Since all of the values you provided are compile time constants in the range of [0, 127], this can never fail so you won't even get a warning that you could be overflowing.

If you had used something like

Display(2000, 32, 47);

You would get warning from GCC and Clang like

GCC
main.cpp:12:12: warning: overflow in conversion from 'int' to 'char' changes value from '2000' to ''\37777777720'' [-Woverflow]
    Display(2000, 32, 47);

Clang   
main.cpp:12:12: warning: implicit conversion from 'int' to 'char' changes value from 2000 to -48 [-Wconstant-conversion]
    Display(2000, 32, 47);

Letting you know you're doing something bad, but it can only do so if it knows what the values are. If you have

int main()
{
    int a, b, c;
    std::cin >> a >> b >> c;
    Display(a, b, c);
    Display('a', 'b', 'c');

    return 0;
}

Then it doesn't know what the values are so it won't issue a warning.

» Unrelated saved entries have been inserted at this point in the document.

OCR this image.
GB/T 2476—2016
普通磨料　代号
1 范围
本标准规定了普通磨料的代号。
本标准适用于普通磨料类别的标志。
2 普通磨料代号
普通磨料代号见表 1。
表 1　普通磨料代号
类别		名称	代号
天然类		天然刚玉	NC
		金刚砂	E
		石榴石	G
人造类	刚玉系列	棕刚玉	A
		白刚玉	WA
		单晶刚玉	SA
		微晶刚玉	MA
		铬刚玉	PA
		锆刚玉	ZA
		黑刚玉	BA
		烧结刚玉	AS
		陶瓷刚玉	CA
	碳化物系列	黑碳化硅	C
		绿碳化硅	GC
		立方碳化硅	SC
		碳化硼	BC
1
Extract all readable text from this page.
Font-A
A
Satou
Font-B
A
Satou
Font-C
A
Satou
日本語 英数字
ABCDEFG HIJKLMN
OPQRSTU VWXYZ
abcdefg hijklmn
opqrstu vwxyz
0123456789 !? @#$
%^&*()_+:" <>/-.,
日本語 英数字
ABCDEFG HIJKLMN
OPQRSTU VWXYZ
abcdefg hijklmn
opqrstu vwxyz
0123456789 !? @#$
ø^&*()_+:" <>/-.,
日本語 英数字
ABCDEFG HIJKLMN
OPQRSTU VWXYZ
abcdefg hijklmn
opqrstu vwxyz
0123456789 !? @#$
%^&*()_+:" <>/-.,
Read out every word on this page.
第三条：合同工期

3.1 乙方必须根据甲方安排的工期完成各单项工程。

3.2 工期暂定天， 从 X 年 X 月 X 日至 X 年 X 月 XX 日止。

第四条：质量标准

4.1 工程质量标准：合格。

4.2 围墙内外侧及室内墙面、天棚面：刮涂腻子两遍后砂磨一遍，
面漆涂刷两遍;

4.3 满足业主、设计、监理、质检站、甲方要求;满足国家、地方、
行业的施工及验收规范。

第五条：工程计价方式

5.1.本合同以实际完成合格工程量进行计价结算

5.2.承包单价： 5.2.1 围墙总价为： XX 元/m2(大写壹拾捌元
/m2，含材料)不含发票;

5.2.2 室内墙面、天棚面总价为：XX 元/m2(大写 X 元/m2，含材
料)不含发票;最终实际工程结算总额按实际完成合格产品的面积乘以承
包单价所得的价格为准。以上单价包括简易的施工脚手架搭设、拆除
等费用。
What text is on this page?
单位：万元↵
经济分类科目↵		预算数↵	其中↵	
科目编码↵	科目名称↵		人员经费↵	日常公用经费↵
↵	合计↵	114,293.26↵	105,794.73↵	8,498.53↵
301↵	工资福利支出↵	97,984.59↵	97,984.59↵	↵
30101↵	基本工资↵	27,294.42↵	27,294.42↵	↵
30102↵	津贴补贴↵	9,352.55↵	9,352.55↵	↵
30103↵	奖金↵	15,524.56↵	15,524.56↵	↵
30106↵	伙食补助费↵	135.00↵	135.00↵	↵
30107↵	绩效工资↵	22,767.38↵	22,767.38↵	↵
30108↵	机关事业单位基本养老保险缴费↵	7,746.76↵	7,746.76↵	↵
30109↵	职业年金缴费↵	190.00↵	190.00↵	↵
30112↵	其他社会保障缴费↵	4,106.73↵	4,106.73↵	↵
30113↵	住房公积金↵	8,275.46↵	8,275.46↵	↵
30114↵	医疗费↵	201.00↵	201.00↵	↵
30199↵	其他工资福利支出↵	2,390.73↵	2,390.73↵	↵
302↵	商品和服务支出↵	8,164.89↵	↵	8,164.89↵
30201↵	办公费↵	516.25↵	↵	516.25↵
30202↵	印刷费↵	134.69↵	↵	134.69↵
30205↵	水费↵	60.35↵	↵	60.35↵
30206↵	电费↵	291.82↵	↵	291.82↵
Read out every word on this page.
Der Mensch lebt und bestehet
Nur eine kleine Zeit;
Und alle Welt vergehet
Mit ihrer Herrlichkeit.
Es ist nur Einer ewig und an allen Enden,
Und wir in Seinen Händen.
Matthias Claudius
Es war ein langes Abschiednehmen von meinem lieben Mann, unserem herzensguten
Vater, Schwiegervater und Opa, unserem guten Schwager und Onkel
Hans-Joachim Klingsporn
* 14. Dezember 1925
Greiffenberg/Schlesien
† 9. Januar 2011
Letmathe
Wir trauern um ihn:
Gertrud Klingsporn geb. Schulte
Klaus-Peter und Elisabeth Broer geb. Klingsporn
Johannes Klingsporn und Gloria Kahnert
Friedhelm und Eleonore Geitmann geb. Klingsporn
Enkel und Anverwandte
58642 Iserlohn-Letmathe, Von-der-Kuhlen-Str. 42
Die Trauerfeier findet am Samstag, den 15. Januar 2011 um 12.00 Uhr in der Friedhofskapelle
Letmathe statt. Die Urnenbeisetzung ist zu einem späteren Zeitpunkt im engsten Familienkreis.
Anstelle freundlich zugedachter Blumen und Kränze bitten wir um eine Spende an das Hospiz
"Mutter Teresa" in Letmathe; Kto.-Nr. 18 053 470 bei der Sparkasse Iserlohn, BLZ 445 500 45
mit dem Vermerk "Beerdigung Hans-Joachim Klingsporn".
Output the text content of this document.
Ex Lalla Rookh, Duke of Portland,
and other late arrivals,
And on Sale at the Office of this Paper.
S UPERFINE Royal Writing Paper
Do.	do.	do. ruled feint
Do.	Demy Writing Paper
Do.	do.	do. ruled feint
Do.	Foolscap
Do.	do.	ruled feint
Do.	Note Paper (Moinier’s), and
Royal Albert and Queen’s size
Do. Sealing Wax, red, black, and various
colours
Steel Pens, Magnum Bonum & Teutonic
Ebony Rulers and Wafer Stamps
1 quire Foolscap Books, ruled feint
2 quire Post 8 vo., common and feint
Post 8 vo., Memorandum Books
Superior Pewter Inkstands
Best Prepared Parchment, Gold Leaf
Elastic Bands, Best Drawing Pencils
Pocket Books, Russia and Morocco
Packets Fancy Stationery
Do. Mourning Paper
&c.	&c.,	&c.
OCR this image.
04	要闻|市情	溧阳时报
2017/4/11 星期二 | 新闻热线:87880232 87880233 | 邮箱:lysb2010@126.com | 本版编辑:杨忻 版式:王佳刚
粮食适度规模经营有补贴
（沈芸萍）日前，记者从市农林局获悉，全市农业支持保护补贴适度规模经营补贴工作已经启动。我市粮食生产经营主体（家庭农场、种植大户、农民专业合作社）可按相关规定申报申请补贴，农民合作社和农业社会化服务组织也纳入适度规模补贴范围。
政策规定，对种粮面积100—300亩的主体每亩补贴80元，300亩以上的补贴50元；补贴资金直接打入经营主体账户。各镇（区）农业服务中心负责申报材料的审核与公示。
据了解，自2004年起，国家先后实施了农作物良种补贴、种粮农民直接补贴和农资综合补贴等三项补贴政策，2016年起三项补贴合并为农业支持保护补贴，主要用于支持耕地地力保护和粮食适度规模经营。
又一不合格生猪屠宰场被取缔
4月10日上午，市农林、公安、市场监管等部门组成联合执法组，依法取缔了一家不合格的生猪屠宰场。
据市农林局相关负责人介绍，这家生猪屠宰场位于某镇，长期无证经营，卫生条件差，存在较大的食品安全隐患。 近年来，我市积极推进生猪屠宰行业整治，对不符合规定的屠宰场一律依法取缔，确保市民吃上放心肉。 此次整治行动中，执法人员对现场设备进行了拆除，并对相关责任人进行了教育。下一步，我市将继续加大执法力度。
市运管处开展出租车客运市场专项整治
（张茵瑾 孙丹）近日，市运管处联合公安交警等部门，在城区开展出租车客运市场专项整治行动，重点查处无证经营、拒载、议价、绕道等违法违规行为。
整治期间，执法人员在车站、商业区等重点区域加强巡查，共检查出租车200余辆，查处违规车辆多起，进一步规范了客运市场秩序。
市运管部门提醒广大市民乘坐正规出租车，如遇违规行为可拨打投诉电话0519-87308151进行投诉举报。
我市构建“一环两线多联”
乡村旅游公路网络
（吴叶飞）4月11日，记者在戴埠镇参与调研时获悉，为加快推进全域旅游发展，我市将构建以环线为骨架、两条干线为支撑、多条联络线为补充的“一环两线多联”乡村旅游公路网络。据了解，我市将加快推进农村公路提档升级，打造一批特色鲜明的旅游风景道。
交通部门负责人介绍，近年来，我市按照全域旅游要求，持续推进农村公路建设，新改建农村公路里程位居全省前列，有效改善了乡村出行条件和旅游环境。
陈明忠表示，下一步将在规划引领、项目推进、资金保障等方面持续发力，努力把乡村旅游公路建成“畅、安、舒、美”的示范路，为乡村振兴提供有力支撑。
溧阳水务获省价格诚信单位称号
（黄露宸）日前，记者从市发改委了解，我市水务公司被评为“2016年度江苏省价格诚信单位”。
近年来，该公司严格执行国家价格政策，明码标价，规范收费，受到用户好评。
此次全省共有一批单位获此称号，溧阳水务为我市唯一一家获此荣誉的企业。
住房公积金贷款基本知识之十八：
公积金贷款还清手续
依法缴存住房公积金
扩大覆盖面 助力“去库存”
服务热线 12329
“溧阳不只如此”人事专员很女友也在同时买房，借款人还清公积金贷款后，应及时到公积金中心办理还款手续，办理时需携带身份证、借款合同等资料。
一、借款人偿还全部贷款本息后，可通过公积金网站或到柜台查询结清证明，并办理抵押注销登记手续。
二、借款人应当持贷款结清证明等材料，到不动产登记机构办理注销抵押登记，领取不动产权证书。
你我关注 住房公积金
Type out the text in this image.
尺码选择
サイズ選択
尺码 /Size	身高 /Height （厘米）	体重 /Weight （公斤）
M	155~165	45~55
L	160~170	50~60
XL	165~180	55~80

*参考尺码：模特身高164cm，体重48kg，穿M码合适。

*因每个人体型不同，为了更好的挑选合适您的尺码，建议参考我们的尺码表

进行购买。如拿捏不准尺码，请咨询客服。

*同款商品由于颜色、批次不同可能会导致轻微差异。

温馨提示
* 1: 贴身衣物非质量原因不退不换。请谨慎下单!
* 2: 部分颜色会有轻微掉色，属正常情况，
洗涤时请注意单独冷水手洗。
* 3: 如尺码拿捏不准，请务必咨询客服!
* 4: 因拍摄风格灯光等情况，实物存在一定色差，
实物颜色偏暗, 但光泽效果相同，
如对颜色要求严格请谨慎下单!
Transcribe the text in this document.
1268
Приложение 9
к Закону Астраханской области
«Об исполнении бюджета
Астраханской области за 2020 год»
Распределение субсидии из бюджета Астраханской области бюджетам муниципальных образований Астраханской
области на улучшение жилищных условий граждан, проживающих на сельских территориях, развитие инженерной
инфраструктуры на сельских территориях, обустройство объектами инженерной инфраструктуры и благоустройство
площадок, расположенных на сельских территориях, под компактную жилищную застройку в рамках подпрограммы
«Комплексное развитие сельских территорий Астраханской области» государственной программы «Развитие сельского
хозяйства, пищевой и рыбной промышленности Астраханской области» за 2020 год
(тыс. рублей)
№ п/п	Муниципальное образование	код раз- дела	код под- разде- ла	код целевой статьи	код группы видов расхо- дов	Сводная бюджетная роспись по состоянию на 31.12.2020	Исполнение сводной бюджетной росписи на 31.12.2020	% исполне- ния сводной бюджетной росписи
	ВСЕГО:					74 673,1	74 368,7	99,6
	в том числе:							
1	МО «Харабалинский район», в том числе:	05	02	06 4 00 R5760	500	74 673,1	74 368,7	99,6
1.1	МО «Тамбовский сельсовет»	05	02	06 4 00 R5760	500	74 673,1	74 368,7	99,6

If you really want to stop this you can add an overload that takes ints and delete it so it will cause a compiler error like

void Display(char a, char b, char c)
{
   cout << a << " " << b << " " << c << endl;
}

void Display(int, int, int) = delete;

int main()
{
    int a, b, c;
    std::cin >> a >> b >> c;
    Display(a, b, c);
    return 0;
}

Error:

prog.cc: In function 'int main()':
prog.cc:31:20: error: use of deleted function 'void Display(int, int, int)'
     Display(a, b, c);
                    ^
prog.cc:25:6: note: declared here
 void Display(int, int, int) = delete;

You can also go all out and use

template<typename T, typename U, typename V>
void Display(T, U, V) = delete;

and this will make calling Display an error with anything other than 3 chars.